High time someone said this truth out loud. I go to the mall, there's no meal for less than 15 bucks, and the quantity is enough to feed three people!

When we know that junk food and processed foods are so harmful to human health, why are they still made available so easily? Unsurprisingly, the answer is always money.

A small bunch of people are making shitloads of money by selling poison to the general public in the name of food, making technology available that converts them into addicts with mushy brains, and then washing their hands off of any responsibility when it comes to the widespread consequences on physical, mental and environmental health of these products and services.

I was pleasantly surprised when the UK made it illegal to sell tobacco to those born in or after 2008. Sure, their reasons may not have been entirely altruistic — keep the pressure off NHS — still it seems to be a move in the right direction.

It's all very well for the manufacturers of these products and services to say that the choice is entirely upon individuals whether or not to eat junk food, whether or not to be on social media.

But how is a human being supposed to be strong enough to make choices that are often counterculture and still remain sane?

The debate is endless, because these industries offer so much employment and other benefits — connectivity, affordable food to stave off hunger, etc. — that to eliminate them would have other harmful consequences.

Well, I suppose we can only make the choices we can, given our life circumstances and our mental fortitude ... and even those are not entirely of our own making, despite what modern-day gurus would like to claim.

All this to say that I absolutely enjoyed The Keeper and I felt sad to bid goodbye to Ardnakelty. I can't wait to see what Tana French writes next.


Time To Win by Amar Shah

I made a very conscious effort to read Time To Win, Book #3 in the Play The Game series, a basketball-themed middle-grade trilogy featuring an Indian-origin protagonist in North America, by Amar Shah.

I was terrified of leaving it unread, having done something similar with Christopher Pike's Thirst series. After devouring five books in the series, I didn't get to Book #6 in a long time and now I've forgotten too much of the story thread to pick up the last book without reading the first five again.

I didn't want Play The Game to suffer the same fate at my hands, so I made sure to read a few pages every day.

And what a satisfying conclusion to the trilogy it turned out to be!

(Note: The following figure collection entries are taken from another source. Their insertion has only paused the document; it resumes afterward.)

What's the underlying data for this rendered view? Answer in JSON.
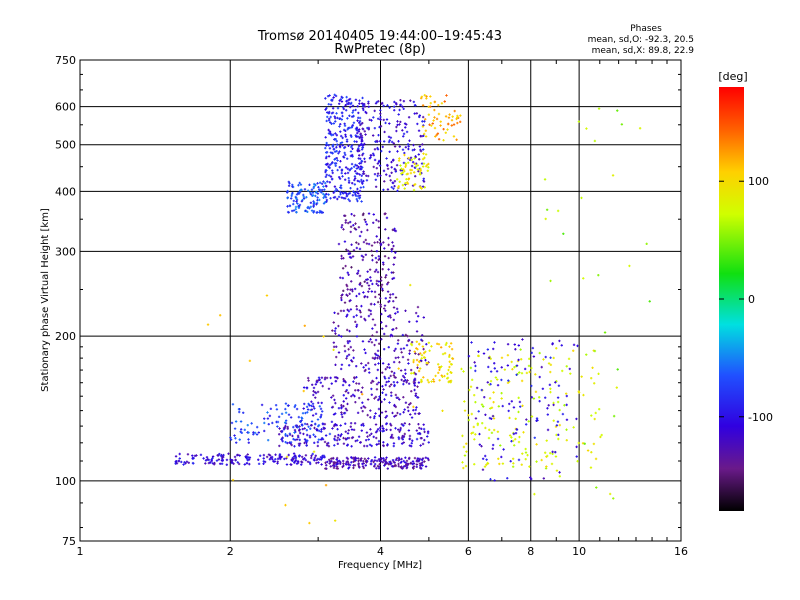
{
  "chart_data": {
    "type": "scatter",
    "title": "Tromsø 20140405 19:44:00–19:45:43",
    "subtitle": "RwPretec (8p)",
    "xlabel": "Frequency [MHz]",
    "ylabel": "Stationary phase Virtual Height [km]",
    "x_scale": "log",
    "y_scale": "log",
    "xlim": [
      1,
      16
    ],
    "ylim": [
      75,
      750
    ],
    "x_ticks": [
      1,
      2,
      4,
      6,
      8,
      10,
      16
    ],
    "x_tick_labels": [
      "1",
      "2",
      "4",
      "6",
      "8",
      "10",
      "16"
    ],
    "y_ticks": [
      75,
      100,
      200,
      300,
      400,
      500,
      600,
      750
    ],
    "y_tick_labels": [
      "75",
      "100",
      "200",
      "300",
      "400",
      "500",
      "600",
      "750"
    ],
    "grid": true,
    "annotation": {
      "heading": "Phases",
      "line1": "mean, sd,O: -92.3, 20.5",
      "line2": "mean, sd,X:  89.8, 22.9"
    },
    "colorbar": {
      "label": "[deg]",
      "range": [
        -180,
        180
      ],
      "ticks": [
        100,
        0,
        -100
      ],
      "tick_labels": [
        "100",
        "0",
        "-100"
      ]
    },
    "clusters": [
      {
        "f": [
          1.55,
          3.1
        ],
        "h": [
          108,
          114
        ],
        "phase": -110,
        "n": 180
      },
      {
        "f": [
          3.1,
          5.0
        ],
        "h": [
          106,
          112
        ],
        "phase": -125,
        "n": 200
      },
      {
        "f": [
          2.5,
          5.0
        ],
        "h": [
          118,
          132
        ],
        "phase": -115,
        "n": 220
      },
      {
        "f": [
          2.0,
          3.2
        ],
        "h": [
          120,
          145
        ],
        "phase": -75,
        "n": 120
      },
      {
        "f": [
          2.8,
          4.8
        ],
        "h": [
          135,
          165
        ],
        "phase": -120,
        "n": 200
      },
      {
        "f": [
          3.2,
          5.0
        ],
        "h": [
          165,
          230
        ],
        "phase": -125,
        "n": 180
      },
      {
        "f": [
          3.3,
          4.3
        ],
        "h": [
          230,
          360
        ],
        "phase": -130,
        "n": 200
      },
      {
        "f": [
          2.6,
          3.1
        ],
        "h": [
          360,
          420
        ],
        "phase": -70,
        "n": 120
      },
      {
        "f": [
          3.1,
          3.7
        ],
        "h": [
          380,
          640
        ],
        "phase": -90,
        "n": 320
      },
      {
        "f": [
          3.6,
          4.9
        ],
        "h": [
          400,
          620
        ],
        "phase": -110,
        "n": 240
      },
      {
        "f": [
          4.6,
          5.6
        ],
        "h": [
          160,
          195
        ],
        "phase": 100,
        "n": 80
      },
      {
        "f": [
          4.8,
          5.8
        ],
        "h": [
          510,
          640
        ],
        "phase": 120,
        "n": 60
      },
      {
        "f": [
          4.3,
          5.0
        ],
        "h": [
          400,
          480
        ],
        "phase": 90,
        "n": 60
      },
      {
        "f": [
          5.8,
          11.0
        ],
        "h": [
          105,
          190
        ],
        "phase": 80,
        "n": 180
      },
      {
        "f": [
          6.0,
          10.0
        ],
        "h": [
          100,
          200
        ],
        "phase": -105,
        "n": 120
      },
      {
        "f": [
          8.0,
          14.0
        ],
        "h": [
          85,
          600
        ],
        "phase": 60,
        "n": 35
      },
      {
        "f": [
          1.8,
          5.5
        ],
        "h": [
          80,
          260
        ],
        "phase": 100,
        "n": 20
      }
    ]
  }
}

Raam is now part of his school's basketball team, but his challenges have only just begun. Learning to play with his erstwhile nemesis entails an arc of its own, and we're treated to this story lavishly, with its usual dose of Indian colours and songs and joie de vivre, thanks to his mom's Bollywood dance studio.

D picked up the first book last week and tore through all three books in the series before I did.

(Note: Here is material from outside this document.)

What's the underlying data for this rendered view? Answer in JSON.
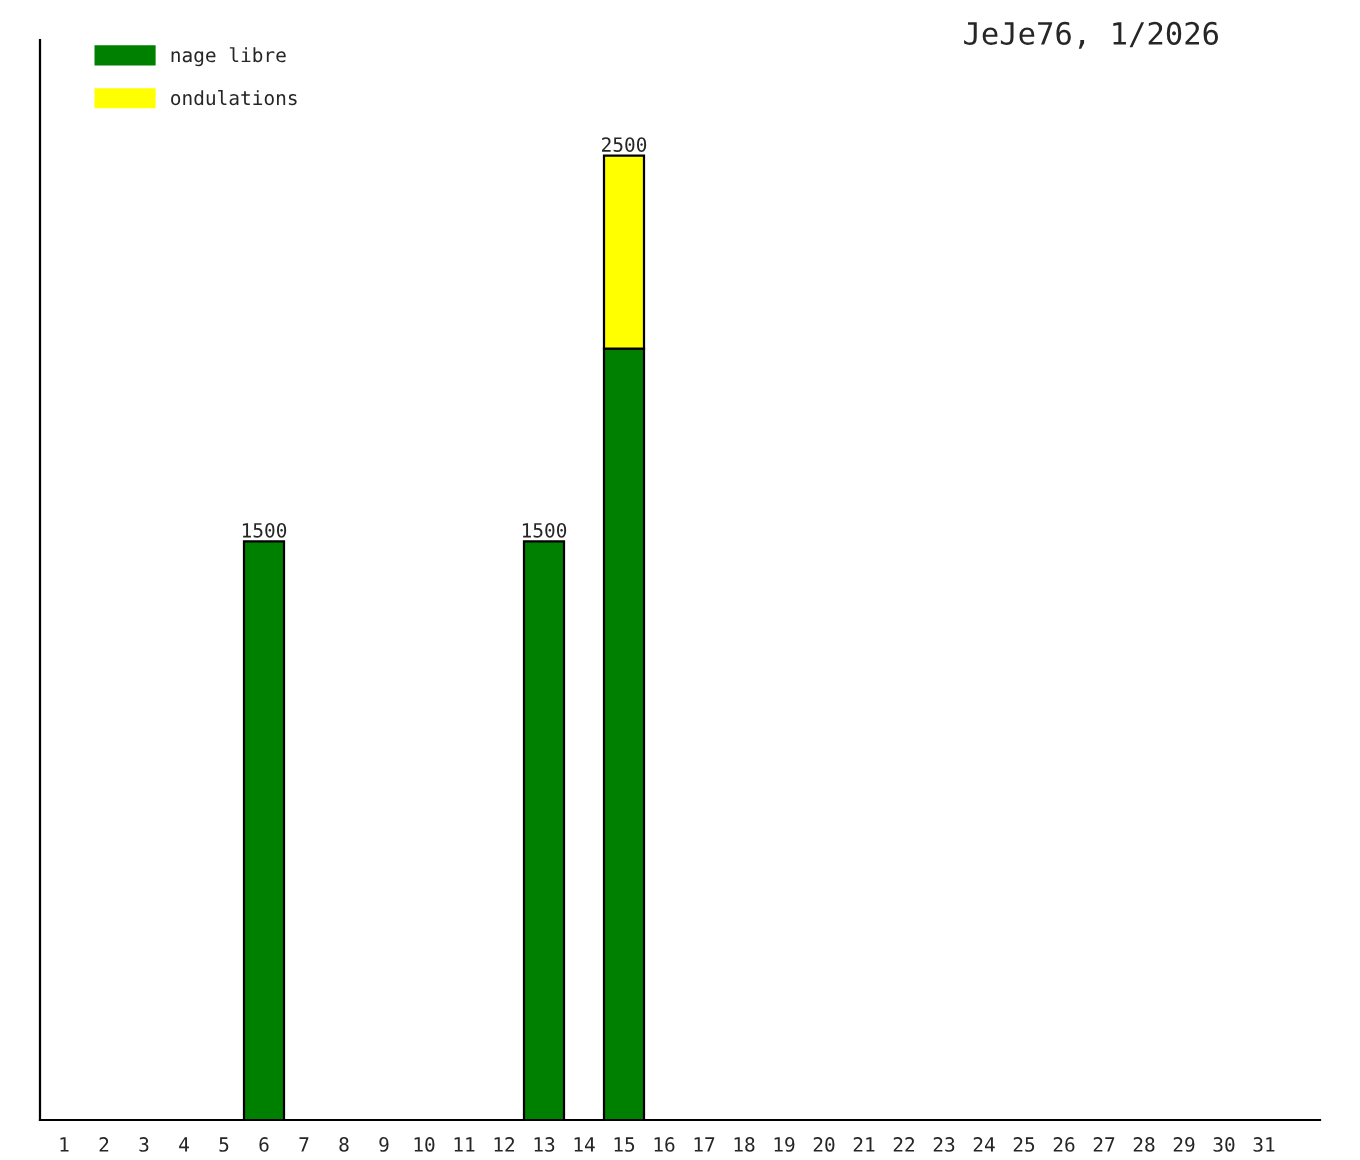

There's much to love in this book — the changing nature of friendships, the desire to succeed, the lure of ambition, the fear of disappointing others — all these themes are simply so relatable and tug at the heartstrings.


Well, I'm glad I was finally able to put down my thoughts on these three gems I read recently.

I don't know how often I'll come back to post here over the next few weeks or months. I'll be sending out this month's missive next Sunday, and after that I'd like to take a pause from writing.

I'd like to step away from this field to see what else could fill my life. Clearing out the old to make way for the new. Perhaps live less in my head and more in the world outside, enjoying the pleasures of summer. Let's see where life takes me henceforth.